Wg weterynarza , nie niszczy zdrowych tkanek , tylko zwalcza infekcję.
Ja stosowałam nie na strzałki, tylko w przypadku otwarcia tworzącego się ropnia.
Można nawet moczyć kopyta w takim roztworze.
Na dodatek można dawkować stężenie w zależności od potrzeb - od słabego roztworu do bardzo mocnego, zawiesistego.
Podkreślenie moje.

No i znów gdzieś dzwoni, ale gdzie...?  😵
KMnO4 jest środkiem żrącym w dużym stężeniu. Koń z gnijącą strzałką potraktowany zawiesistym roztworem strzeli pańci kopa szybciej niż ta zdąży powiedzieć prrr.

Wg weterynarza , nie niszczy zdrowych tkanek , tylko zwalcza infekcję.

Owszem, roztwór BLADORÓŻOWY - ma działanie dezynfekujące. Roztwór FIOLETOWY do CZARNEGO - wyżre wszystko w mgnieniu oka.

Ja takim zawiesistym, prawie czarnym wypalałam sarkoida, na drugi dzień sarkoid wyglądał jak węgielek. Nie polecałabym na kopyta takiego mocnego stężenia. brr
edzia69   Kolorowe jest piękne!
29 października 2010 09:25
Nikt nie próbował stosowania nadmanganianu potasu na gnijące strzałki? 🙂

Taki prosty , a bardzo skutecznie dezynfekujący środek.
Na dodatek można dawkować stężenie w zależności od potrzeb - od słabego roztworu do bardzo mocnego, zawiesistego.
Wg weterynarza , nie niszczy zdrowych tkanek , tylko zwalcza infekcję.
Ja stosowałam nie na strzałki, tylko w przypadku otwarcia tworzącego się ropnia.
Można nawet moczyć kopyta w takim roztworze.
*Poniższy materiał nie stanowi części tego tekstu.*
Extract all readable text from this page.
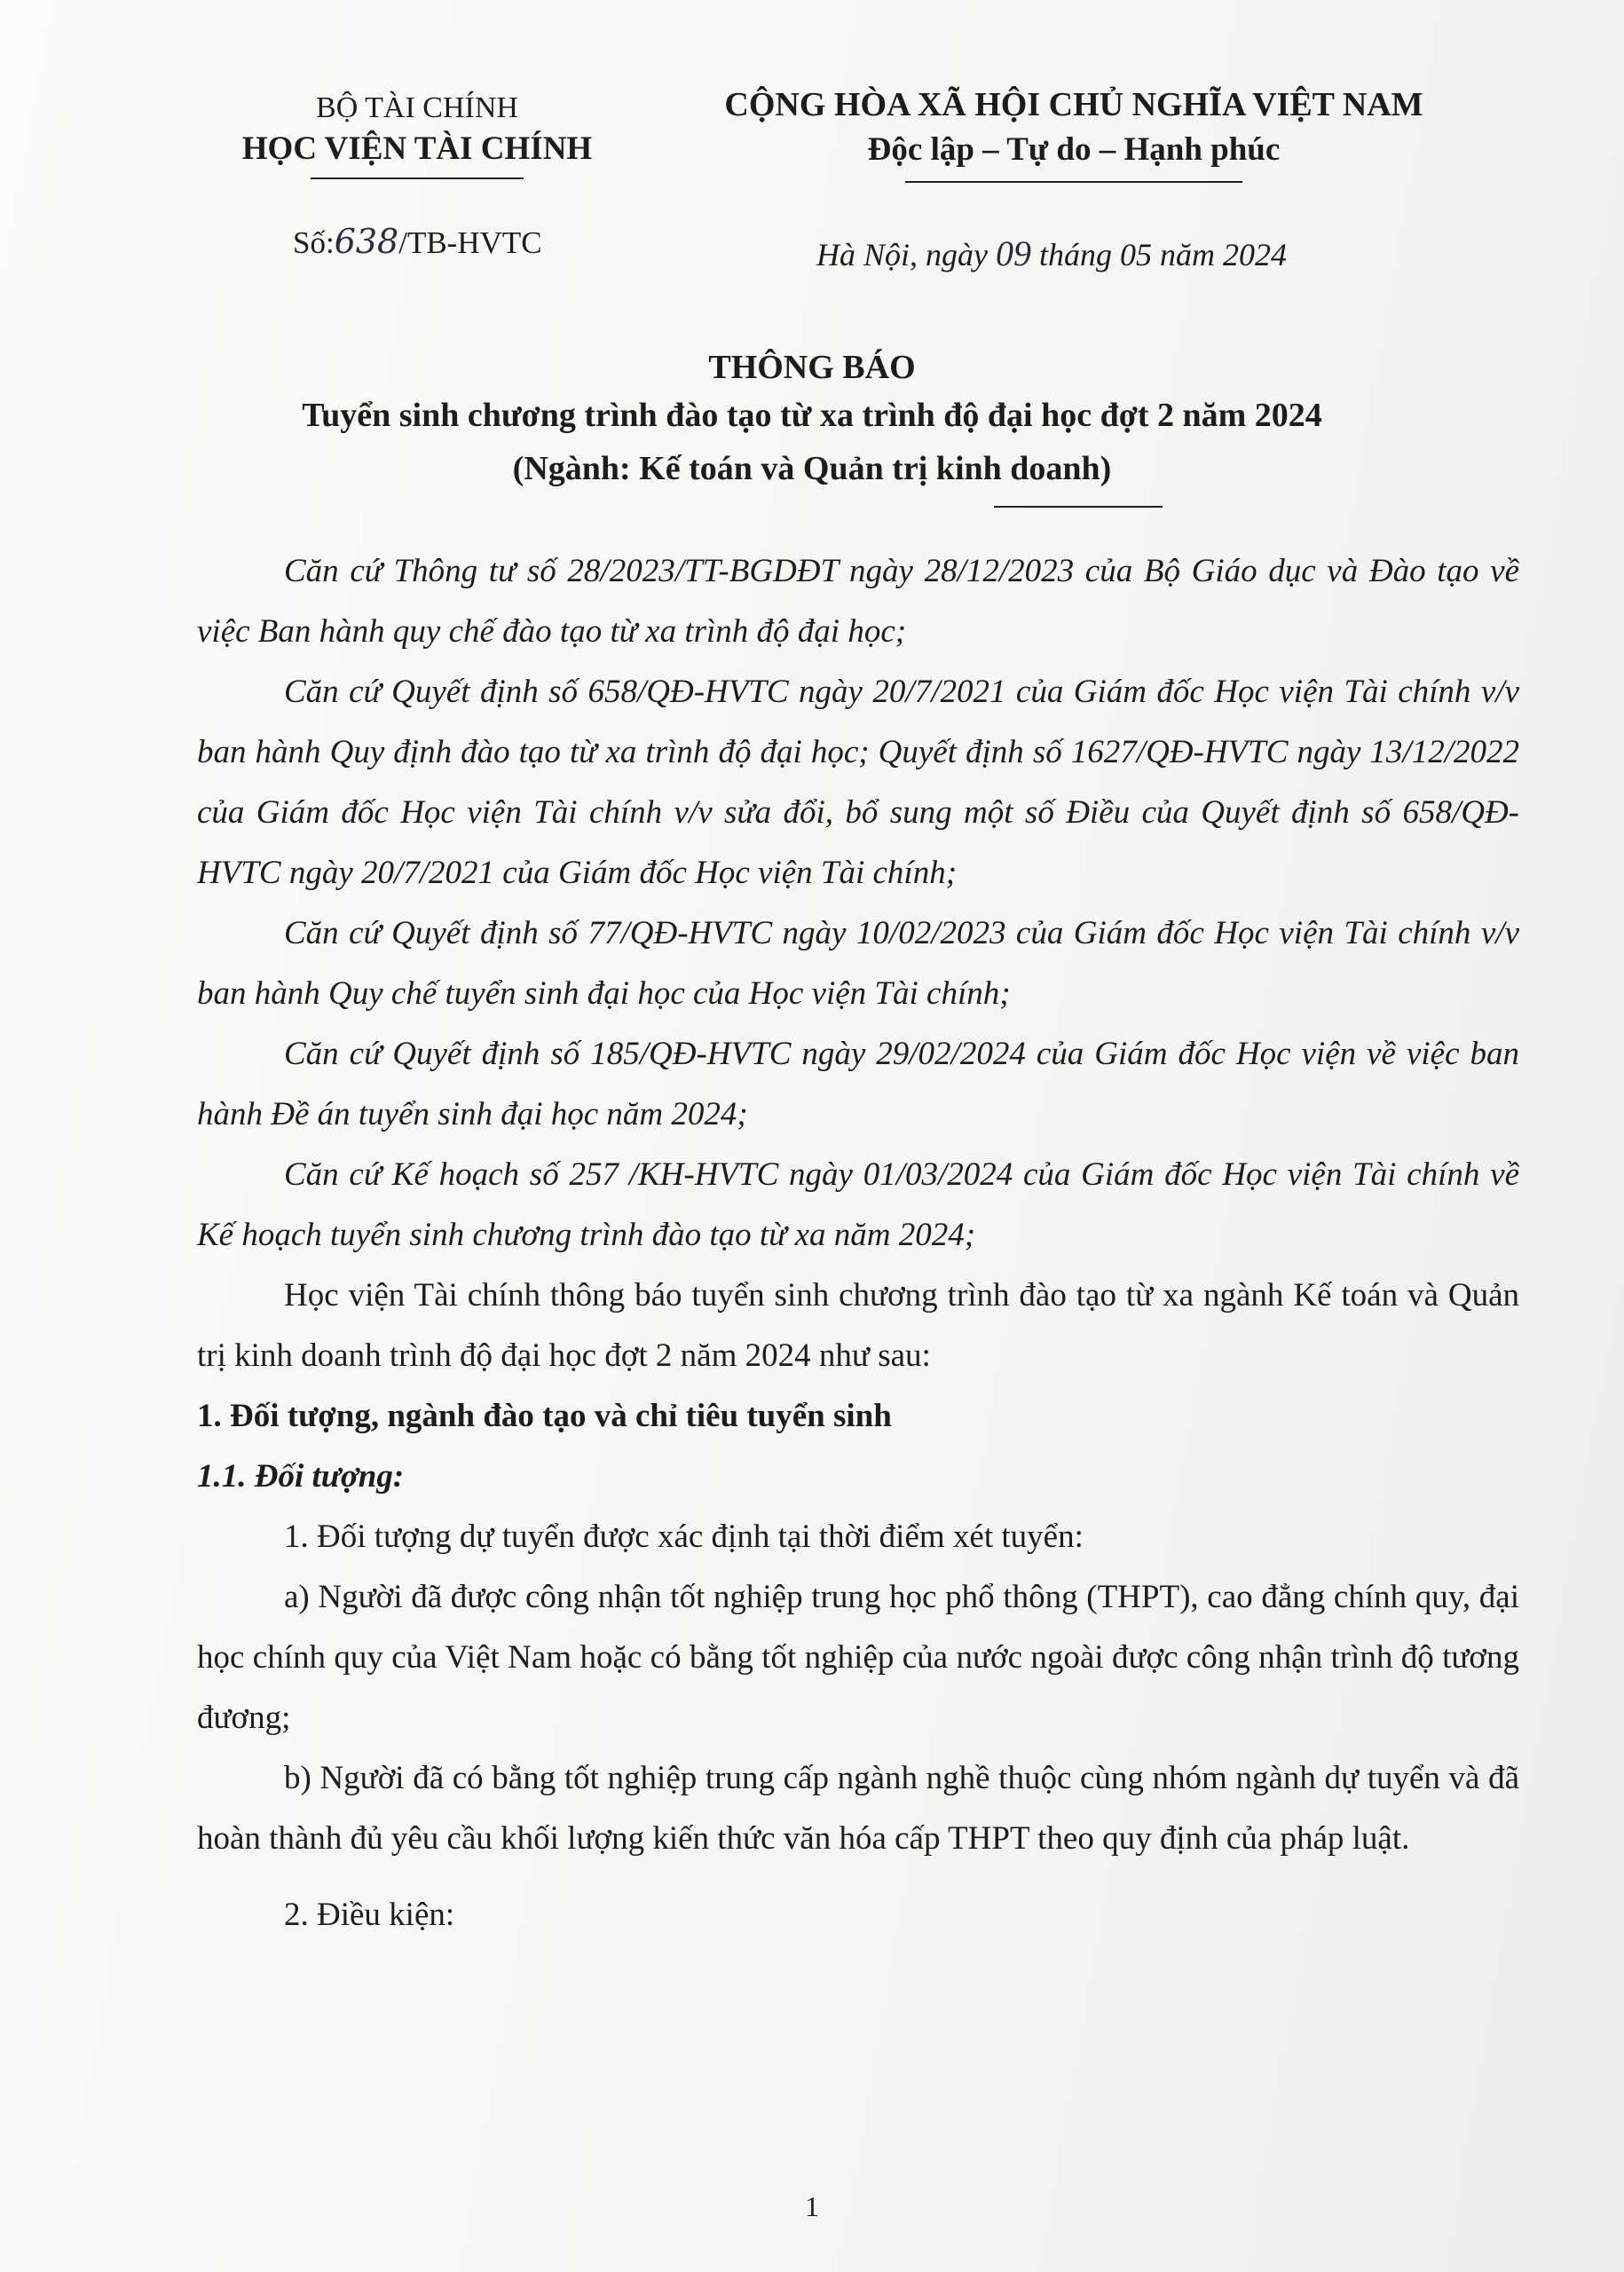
BỘ TÀI CHÍNH
HỌC VIỆN TÀI CHÍNH
CỘNG HÒA XÃ HỘI CHỦ NGHĨA VIỆT NAM
Độc lập – Tự do – Hạnh phúc
Số:638/TB-HVTC	Hà Nội, ngày 09 tháng 05 năm 2024
THÔNG BÁO
Tuyển sinh chương trình đào tạo từ xa trình độ đại học đợt 2 năm 2024
(Ngành: Kế toán và Quản trị kinh doanh)

Căn cứ Thông tư số 28/2023/TT-BGDĐT ngày 28/12/2023 của Bộ Giáo dục và Đào tạo về việc Ban hành quy chế đào tạo từ xa trình độ đại học;

Căn cứ Quyết định số 658/QĐ-HVTC ngày 20/7/2021 của Giám đốc Học viện Tài chính v/v ban hành Quy định đào tạo từ xa trình độ đại học; Quyết định số 1627/QĐ-HVTC ngày 13/12/2022 của Giám đốc Học viện Tài chính v/v sửa đổi, bổ sung một số Điều của Quyết định số 658/QĐ-HVTC ngày 20/7/2021 của Giám đốc Học viện Tài chính;

Căn cứ Quyết định số 77/QĐ-HVTC ngày 10/02/2023 của Giám đốc Học viện Tài chính v/v ban hành Quy chế tuyển sinh đại học của Học viện Tài chính;

Căn cứ Quyết định số 185/QĐ-HVTC ngày 29/02/2024 của Giám đốc Học viện về việc ban hành Đề án tuyển sinh đại học năm 2024;

Căn cứ Kế hoạch số 257 /KH-HVTC ngày 01/03/2024 của Giám đốc Học viện Tài chính về Kế hoạch tuyển sinh chương trình đào tạo từ xa năm 2024;

Học viện Tài chính thông báo tuyển sinh chương trình đào tạo từ xa ngành Kế toán và Quản trị kinh doanh trình độ đại học đợt 2 năm 2024 như sau:

1. Đối tượng, ngành đào tạo và chỉ tiêu tuyển sinh

1.1. Đối tượng:

1. Đối tượng dự tuyển được xác định tại thời điểm xét tuyển:

a) Người đã được công nhận tốt nghiệp trung học phổ thông (THPT), cao đẳng chính quy, đại học chính quy của Việt Nam hoặc có bằng tốt nghiệp của nước ngoài được công nhận trình độ tương đương;

b) Người đã có bằng tốt nghiệp trung cấp ngành nghề thuộc cùng nhóm ngành dự tuyển và đã hoàn thành đủ yêu cầu khối lượng kiến thức văn hóa cấp THPT theo quy định của pháp luật.

2. Điều kiện:

1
no ja bym chciała zobaczyć jak będzie wyglądało kopyto wymoczone w zawiesistym roztworze KMnO4, najchętniej chciałabym zobaczyć rezultat owej operacji wykonany na którymś z koni pomysłodawczyni.
dea   primum non nocere
29 października 2010 09:29
edzia69 - szkoda koni, co one winne. Ja to kiedyś widziałam, kobyła tupała i kopała w ścianę przez dobrą godzinę po zabiegu. A następnego dnia dumna opiekunka pokazała mi jak ładnie "twarda" się zrobiła strzałka - była czarna, twarda jak kamień i brzmiąca głucho przy pukaniu skorupa. Pod tą skorupą pewnie szykował się bal maskowy. Zdrowa strzałka ma być twarda... ale elastyczna.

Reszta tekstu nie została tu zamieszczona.